Il Papa tiene molto all’incontro con le vittime, che personalmente ha già effettuato in quattro occasioni nell’arco di due anni:
– a Washington il 17 aprile 2008,
– a Sydney il 19 luglio 2008,
– a Roma il 29 aprile 2009,
– a Malta il 18 aprile 2010.
La forza evangelica dell’atteggiamento papale è riassumibile in due suoi testi.
Uno che tratta della penitenza” a cui la Chiesa è chiamata dalle “accuse” del mondo: “Adesso, sotto gli attacchi del mondo che ci parlano dei nostri peccati, vediamo che poter fare penitenza è una grazia” (omelia durante la concelebrazione con la Commissione biblica, 15 aprile 2010).
L’altro sulla causa principale del malgoverno in cui sono incorsi tante volte i vescovi in passato, che nella lettera agli irlandesi ha indicato così: “Una preoccupazione fuori luogo per il buon nome della Chiesa e per evitare gli scandali”.
Per intendere il carattere violento e sacrilego, ma anche oscuro e misterioso di questi scandali, nonché la loro presenza antica tra noi, suggerisco di leggere una novella di Luigi Pirandello, intitolata Alla zappa! scritta nel 1903 e contenuta nella raccolta Novelle per una anno (è alle pagine 576-580 dell’edizione Newton & Compton in un unico volume 1993).
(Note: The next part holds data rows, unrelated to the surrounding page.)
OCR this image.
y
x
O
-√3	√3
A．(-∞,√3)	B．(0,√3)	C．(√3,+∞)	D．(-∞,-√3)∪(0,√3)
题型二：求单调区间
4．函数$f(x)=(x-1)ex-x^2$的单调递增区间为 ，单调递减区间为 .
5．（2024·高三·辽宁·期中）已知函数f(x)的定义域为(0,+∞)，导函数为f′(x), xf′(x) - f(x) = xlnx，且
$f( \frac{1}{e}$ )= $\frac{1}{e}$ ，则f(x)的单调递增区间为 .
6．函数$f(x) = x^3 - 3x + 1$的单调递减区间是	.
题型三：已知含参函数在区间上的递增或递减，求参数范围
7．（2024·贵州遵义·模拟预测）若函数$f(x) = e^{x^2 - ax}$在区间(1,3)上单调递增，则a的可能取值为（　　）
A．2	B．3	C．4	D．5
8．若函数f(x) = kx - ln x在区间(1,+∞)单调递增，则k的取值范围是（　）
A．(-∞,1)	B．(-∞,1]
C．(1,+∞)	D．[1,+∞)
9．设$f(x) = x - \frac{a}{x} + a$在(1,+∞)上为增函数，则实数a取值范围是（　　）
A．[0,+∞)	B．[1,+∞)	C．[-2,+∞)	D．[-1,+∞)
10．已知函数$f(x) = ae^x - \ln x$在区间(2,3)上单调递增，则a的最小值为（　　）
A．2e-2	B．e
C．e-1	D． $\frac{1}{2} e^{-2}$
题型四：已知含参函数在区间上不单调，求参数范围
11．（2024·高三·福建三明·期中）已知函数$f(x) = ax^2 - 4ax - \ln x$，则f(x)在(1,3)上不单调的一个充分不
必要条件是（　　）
In essa è narrata la drammatica vicenda di un giovane prete, figlio di contadini, che “s’era macchiato d’un turpe delitto su i poveri piccini affidati alle sue cure” in un “orfanatrofio”. Il padrone della terra dove lavorano i familiari del prete induce le famiglie delle vittime “a desistere dalla querela già sporta” e il vescovo del luogo si mette “d’accordo” con quello di un’altra città perché riceva tra i suoi preti il colpevole e “tutto è accomodato”. Ma i genitori del prete non la vedono così e costringono il figlio a lasciare l’abito e a tornare al lavoro dei campi: “Lì c’è una zappa” – gli intima il padre – “e ti faccio grazia, perché neanche di questo saresti più degno”. Il contadino di Pirandello aveva un atteggiamento più cristiano di quello del suo vescovo, dominato dalla preoccupazione – come dice oggi il Papa – di “evitare gli scandali”.
Nella descrizione del fenomeno pedofilia quando non ho indicato altre fonti ho tratto gli elementi informativi soprattutto da Giovanni Cucci-Hans Zollner, Osservazioni psicologiche sul problema della pedofilia, “La Civiltà Cattolica”, quaderno 3837 (1° maggio 20010); ma anche dal fascicolo di “Concilium” 3/2004 intitolato Il tradimento strutturale della fiducia, e dal volume a cura di Graziano Guerra, Un nuovo orizzonte per l’infanzia, pubblicato nel 2006 a Vicenza da SOS Infanzia Onlus.